MEDAN, SUARASUMUTONLINE.ID— Kasus dugaan korupsi penjualan aset negara yang melibatkan lahan milik PTPN I Regional I dalam proyek perumahan elit yang di bangun oleh PT. Ciputra KPSN kembali menuai sorotan tajam dari berbagai kalangan. Koordinator Presidium Rakyat Membangun Peradaban (PERMADA) Ariswan, menilai bahwa proses penegakan hukum yang dilakukan oleh Kejaksaan Tinggi Sumatera Utara belum menunjukkan keseriusan dan komitmen penuh dalam mengungkap perkara secara menyeluruh.
Dalam perspektif hukum dan perundang-undangan, Ariswan menegaskan bahwa penanganan perkara tersebut terkesan parsial dan belum mencerminkan asas due process of law yang seharusnya dijunjung tinggi dalam setiap proses penegakan hukum. Ia menyebut bahwa proses hukum terhadap empat orang, yakni Askani, Abdul Rahim Lubis, Iman Subekti, dan Irwan Perangin-angin, baru menyentuh sebagian kecil dari konstruksi besar dugaan tindak pidana yang terjadi.
” secara logika hukum dan pendekatan sistemik dalam tindak pidana korupsi, mustahil sebuah peristiwa hukum yang berdampak besar terhadap aset negara dapat terjadi tanpa adanya keterlibatan aktor-aktor utama yang memiliki kewenangan strategis. Ia menilai bahwa terdapat indikasi kuat adanya persekongkolan jahat yang terstruktur, sistematis, dan masif, yang melibatkan berbagai pihak lintas institusi, baik dari internal korporasi negara maupun pihak eksternal,” katanya.
Ariswan juga menyoroti belum tersentuhnya sejumlah pihak yang diduga memiliki peran signifikan dalam proses pengambilan keputusan dan legalisasi administratif, termasuk salah satu pejabat berinisial GW di lingkungan PTPN I Regional I. Dalam pandangannya, hal ini menimbulkan pertanyaan serius terkait prinsip equality before the law, karena hukum seharusnya tidak tebang pilih dalam menetapkan subjek yang bertanggung jawab.
Lebih lanjut, ia mengemukakan bahwa perkara ini memiliki karakteristik yang mengarah pada kejahatan korporasi atau corporate crime, di mana tindak pidana tidak hanya dilakukan oleh individu semata, tetapi juga melibatkan entitas dan struktur organisasi yang memfasilitasi terjadinya pelanggaran hukum. .
Dari sudut pandang hukum pidana, Ariswan menekankan pentingnya penerapan asas ultimum remedium secara tepat, serta optimalisasi instrumen hukum yang tersedia, termasuk penggunaan pasal-pasal yang mengatur penyertaan (deelneming), permufakatan jahat, serta tindak pidana pencucian uang apabila ditemukan aliran dana hasil kejahatan.

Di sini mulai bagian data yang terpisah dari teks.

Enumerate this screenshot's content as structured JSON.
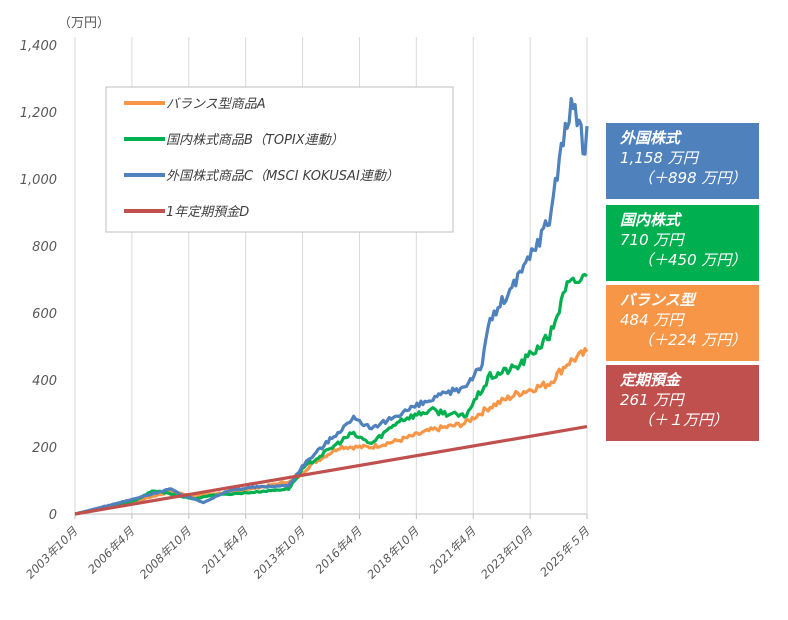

Ia juga mengingatkan bahwa keberadaan dokumen hukum, persetujuan administratif, serta rekomendasi dari berbagai pihak yang menjadi dasar terbitnya hak atas tanah dan pengalihan aset negara harus diuji secara komprehensif. Apabila ditemukan adanya cacat hukum, penyalahgunaan kewenangan, atau rekayasa prosedural, maka seluruh pihak yang terlibat wajib dimintai pertanggungjawaban pidana sesuai dengan ketentuan peraturan perundang-undangan yang berlaku.
Dalam penutup pernyataannya, Ariswan menegaskan bahwa kasus ini merupakan ujian nyata bagi integritas dan kredibilitas aparat penegak hukum di daerah. Publik, menurutnya, menaruh harapan besar agar proses penegakan hukum tidak berhenti pada lapisan permukaan, melainkan mampu mengungkap keseluruhan konstruksi perkara hingga ke aktor utama.
” Kasus ini pun kini berkembang menjadi perhatian publik yang lebih luas, seiring meningkatnya tuntutan masyarakat terhadap supremasi hukum yang adil dan tidak diskriminatif di Indonesia,” tutupnya.